Even if a career assessment test measures both personality traits and hard skills, economic trends can significantly affect job prospects even for those with the right potential. The decline in U.S. productivity is a noticeable concern, as the infographic demonstrates. Across all fields other than farming, productivity took a sharp drop in the first quarter of 2008, followed by a small increase before another dive by the fourth quarter. This trend reflects the common cases of businesses who have needed to lay off workers in order to prevent excessive financial problems.

After completing a career assessment and beginning a college degree program, keeping updated on the consumer price index can also be helpful in determining the health of the economy. Particularly in business-related fields, this index can give quite a bit of information as to the health of the economy and the chances of landing a decent job upon graduation. As opposed to simple unemployment statistics, this information can actually offer a more detailed snapshot of the economy. Related details from the producer price index can also indicate the growth of business sectors and the costs of operating them.

By Career Explorer

Feb 25 2011

Stressful Jobs

The Most Stressful Jobs in America

With so many employment opportunities, it can be hard to pick the right career that fits your skills and knowledge. A career aptitude test asks you questions about your interests, skills, strengths and weaknesses. The aptitude test then gives you options on what careers may fit your personality and likes. It is not perfect, but it can help you get started on figuring out what career path you might want to consider. A free career aptitude test can be found online through many websites. However, be aware that there are some stressful jobs out there. No job is perfect, but if it’s something you love, then go for it.
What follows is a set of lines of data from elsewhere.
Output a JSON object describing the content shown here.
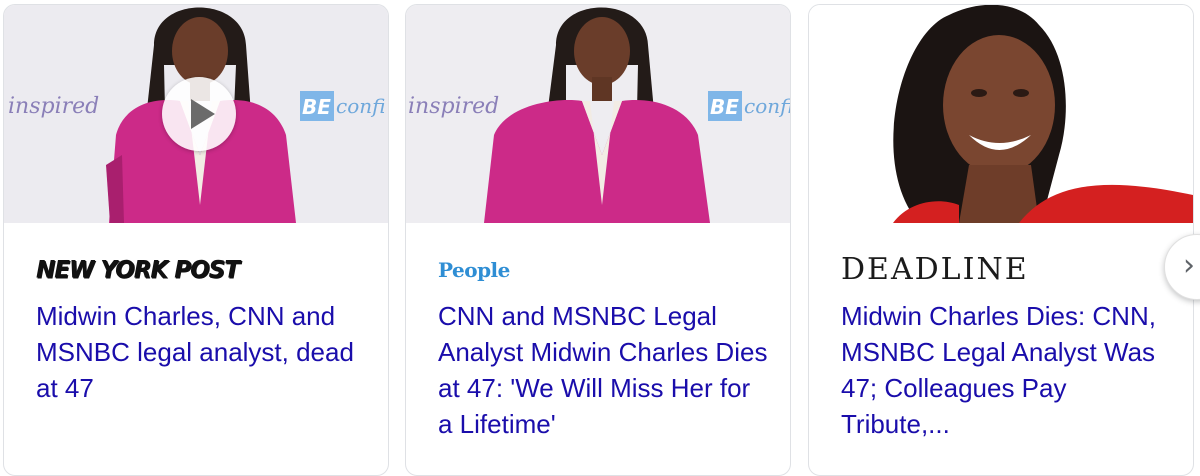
{
  "cards": [
    {
      "publisher": "NEW YORK POST",
      "headline": "Midwin Charles, CNN and MSNBC legal analyst, dead at 47",
      "has_video": true,
      "backdrop_texts": [
        "inspired",
        "BE",
        "confi"
      ]
    },
    {
      "publisher": "People",
      "headline": "CNN and MSNBC Legal Analyst Midwin Charles Dies at 47: 'We Will Miss Her for a Lifetime'",
      "has_video": false,
      "backdrop_texts": [
        "inspired",
        "BE",
        "confi"
      ]
    },
    {
      "publisher": "DEADLINE",
      "headline": "Midwin Charles Dies: CNN, MSNBC Legal Analyst Was 47; Colleagues Pay Tribute,...",
      "has_video": false
    }
  ],
  "next_button": {
    "icon": "chevron-right-icon"
  },
  "colors": {
    "headline_link": "#1a0dab",
    "people_brand": "#2f8ed4",
    "blazer": "#cc2a88",
    "red_top": "#d42020"
  }
}
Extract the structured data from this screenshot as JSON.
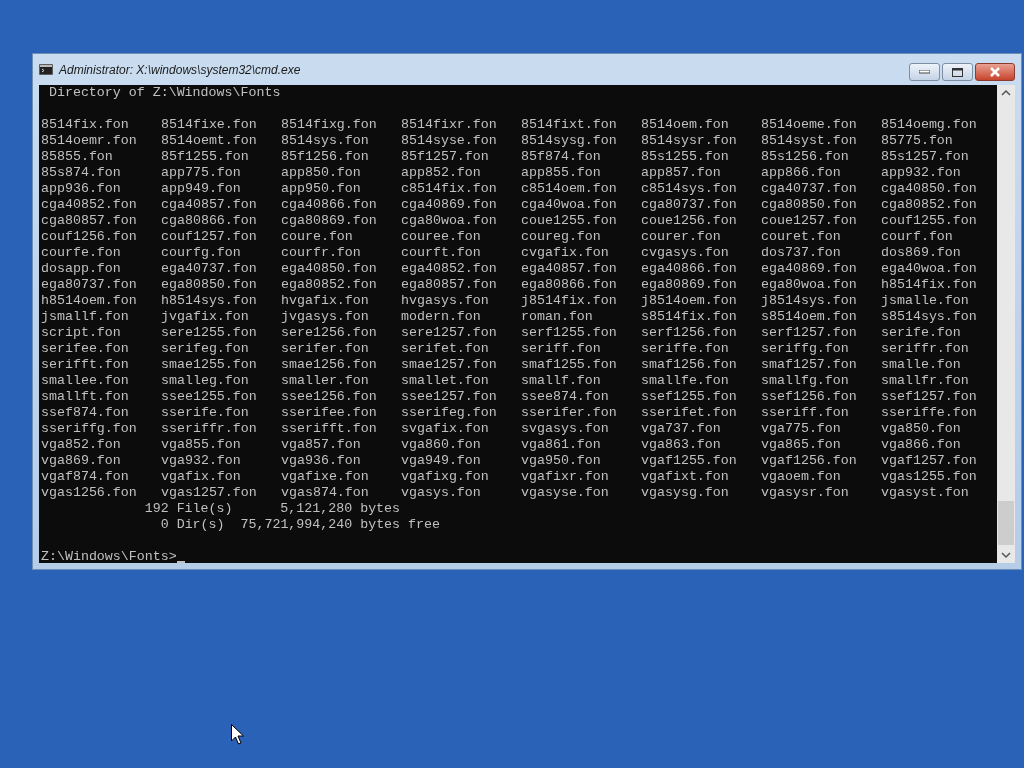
{
  "window": {
    "title": "Administrator: X:\\windows\\system32\\cmd.exe"
  },
  "console": {
    "header": "Directory of Z:\\Windows\\Fonts",
    "files": [
      [
        "8514fix.fon",
        "8514fixe.fon",
        "8514fixg.fon",
        "8514fixr.fon",
        "8514fixt.fon",
        "8514oem.fon",
        "8514oeme.fon",
        "8514oemg.fon"
      ],
      [
        "8514oemr.fon",
        "8514oemt.fon",
        "8514sys.fon",
        "8514syse.fon",
        "8514sysg.fon",
        "8514sysr.fon",
        "8514syst.fon",
        "85775.fon"
      ],
      [
        "85855.fon",
        "85f1255.fon",
        "85f1256.fon",
        "85f1257.fon",
        "85f874.fon",
        "85s1255.fon",
        "85s1256.fon",
        "85s1257.fon"
      ],
      [
        "85s874.fon",
        "app775.fon",
        "app850.fon",
        "app852.fon",
        "app855.fon",
        "app857.fon",
        "app866.fon",
        "app932.fon"
      ],
      [
        "app936.fon",
        "app949.fon",
        "app950.fon",
        "c8514fix.fon",
        "c8514oem.fon",
        "c8514sys.fon",
        "cga40737.fon",
        "cga40850.fon"
      ],
      [
        "cga40852.fon",
        "cga40857.fon",
        "cga40866.fon",
        "cga40869.fon",
        "cga40woa.fon",
        "cga80737.fon",
        "cga80850.fon",
        "cga80852.fon"
      ],
      [
        "cga80857.fon",
        "cga80866.fon",
        "cga80869.fon",
        "cga80woa.fon",
        "coue1255.fon",
        "coue1256.fon",
        "coue1257.fon",
        "couf1255.fon"
      ],
      [
        "couf1256.fon",
        "couf1257.fon",
        "coure.fon",
        "couree.fon",
        "coureg.fon",
        "courer.fon",
        "couret.fon",
        "courf.fon"
      ],
      [
        "courfe.fon",
        "courfg.fon",
        "courfr.fon",
        "courft.fon",
        "cvgafix.fon",
        "cvgasys.fon",
        "dos737.fon",
        "dos869.fon"
      ],
      [
        "dosapp.fon",
        "ega40737.fon",
        "ega40850.fon",
        "ega40852.fon",
        "ega40857.fon",
        "ega40866.fon",
        "ega40869.fon",
        "ega40woa.fon"
      ],
      [
        "ega80737.fon",
        "ega80850.fon",
        "ega80852.fon",
        "ega80857.fon",
        "ega80866.fon",
        "ega80869.fon",
        "ega80woa.fon",
        "h8514fix.fon"
      ],
      [
        "h8514oem.fon",
        "h8514sys.fon",
        "hvgafix.fon",
        "hvgasys.fon",
        "j8514fix.fon",
        "j8514oem.fon",
        "j8514sys.fon",
        "jsmalle.fon"
      ],
      [
        "jsmallf.fon",
        "jvgafix.fon",
        "jvgasys.fon",
        "modern.fon",
        "roman.fon",
        "s8514fix.fon",
        "s8514oem.fon",
        "s8514sys.fon"
      ],
      [
        "script.fon",
        "sere1255.fon",
        "sere1256.fon",
        "sere1257.fon",
        "serf1255.fon",
        "serf1256.fon",
        "serf1257.fon",
        "serife.fon"
      ],
      [
        "serifee.fon",
        "serifeg.fon",
        "serifer.fon",
        "serifet.fon",
        "seriff.fon",
        "seriffe.fon",
        "seriffg.fon",
        "seriffr.fon"
      ],
      [
        "serifft.fon",
        "smae1255.fon",
        "smae1256.fon",
        "smae1257.fon",
        "smaf1255.fon",
        "smaf1256.fon",
        "smaf1257.fon",
        "smalle.fon"
      ],
      [
        "smallee.fon",
        "smalleg.fon",
        "smaller.fon",
        "smallet.fon",
        "smallf.fon",
        "smallfe.fon",
        "smallfg.fon",
        "smallfr.fon"
      ],
      [
        "smallft.fon",
        "ssee1255.fon",
        "ssee1256.fon",
        "ssee1257.fon",
        "ssee874.fon",
        "ssef1255.fon",
        "ssef1256.fon",
        "ssef1257.fon"
      ],
      [
        "ssef874.fon",
        "sserife.fon",
        "sserifee.fon",
        "sserifeg.fon",
        "sserifer.fon",
        "sserifet.fon",
        "sseriff.fon",
        "sseriffe.fon"
      ],
      [
        "sseriffg.fon",
        "sseriffr.fon",
        "sserifft.fon",
        "svgafix.fon",
        "svgasys.fon",
        "vga737.fon",
        "vga775.fon",
        "vga850.fon"
      ],
      [
        "vga852.fon",
        "vga855.fon",
        "vga857.fon",
        "vga860.fon",
        "vga861.fon",
        "vga863.fon",
        "vga865.fon",
        "vga866.fon"
      ],
      [
        "vga869.fon",
        "vga932.fon",
        "vga936.fon",
        "vga949.fon",
        "vga950.fon",
        "vgaf1255.fon",
        "vgaf1256.fon",
        "vgaf1257.fon"
      ],
      [
        "vgaf874.fon",
        "vgafix.fon",
        "vgafixe.fon",
        "vgafixg.fon",
        "vgafixr.fon",
        "vgafixt.fon",
        "vgaoem.fon",
        "vgas1255.fon"
      ],
      [
        "vgas1256.fon",
        "vgas1257.fon",
        "vgas874.fon",
        "vgasys.fon",
        "vgasyse.fon",
        "vgasysg.fon",
        "vgasysr.fon",
        "vgasyst.fon"
      ]
    ],
    "summary": [
      "192 File(s)      5,121,280 bytes",
      "0 Dir(s)  75,721,994,240 bytes free"
    ],
    "prompt": "Z:\\Windows\\Fonts>"
  }
}
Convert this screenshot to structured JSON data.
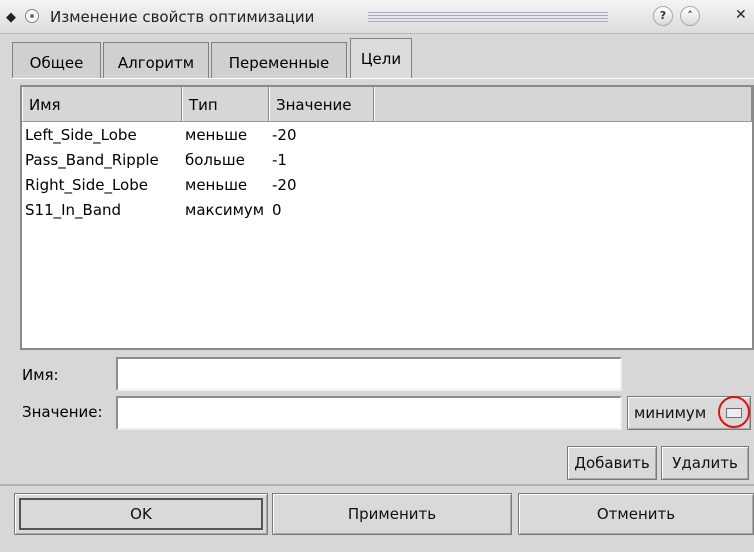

One of the most stressful jobs in the United States is a real estate agent. This job is very competitive because of the many homes for sale and competitive real estate businesses. A lot of money is at stake and pay is based on commission. There is always the pressure of time because many people want to sell their homes as soon as possible. They work an average of nine and a half hours a day and the unemployment rate is between four and seven percent. Another stressful job is an advertising executive. They too are a very competitive business, under a lot of pressure, work the same hours as a real estate agent, but have higher unemployment rates exceeding 14 percent.

Public relations officers deal with a lot of competition and pressure in their nine hour work days. This industry also has a four to seven percent unemployment rate. Highway patrol officers and police officers do not deal with a lot of competition because their jobs are not fit for everybody. They spend a lot of time driving and have to be aware of reckless drivers. Commercial pilots work nine hour days with average pressure. This career is also not for everyone because many lives are in a pilot’s hand. The pressure of being in charge of a plane can be stressful for some.

Surgeons also have to deal with people’s lives in their hands. They work long eleven hour days and the stress can be high because of the competition and knowledge they must have. Taxi drivers are also under stress when a passenger is in a rush. The unemployment rate is very high because many people drive themselves or take public transportation.

Corporate executives work long business hours and deal with keeping a company profitable and well-liked. They are in charge of many things. Firefighters deal with saving lives and taking out fires quickly. Their stress levels can be high because they too work long shifts. The unemployment rate for these jobs is below four percent.

A career assessment test can tell you if what you want to major in college is right for you. It can also help people who are interested in a career change. A career assessment is a great tool in figuring out what you want to do for the rest of your life.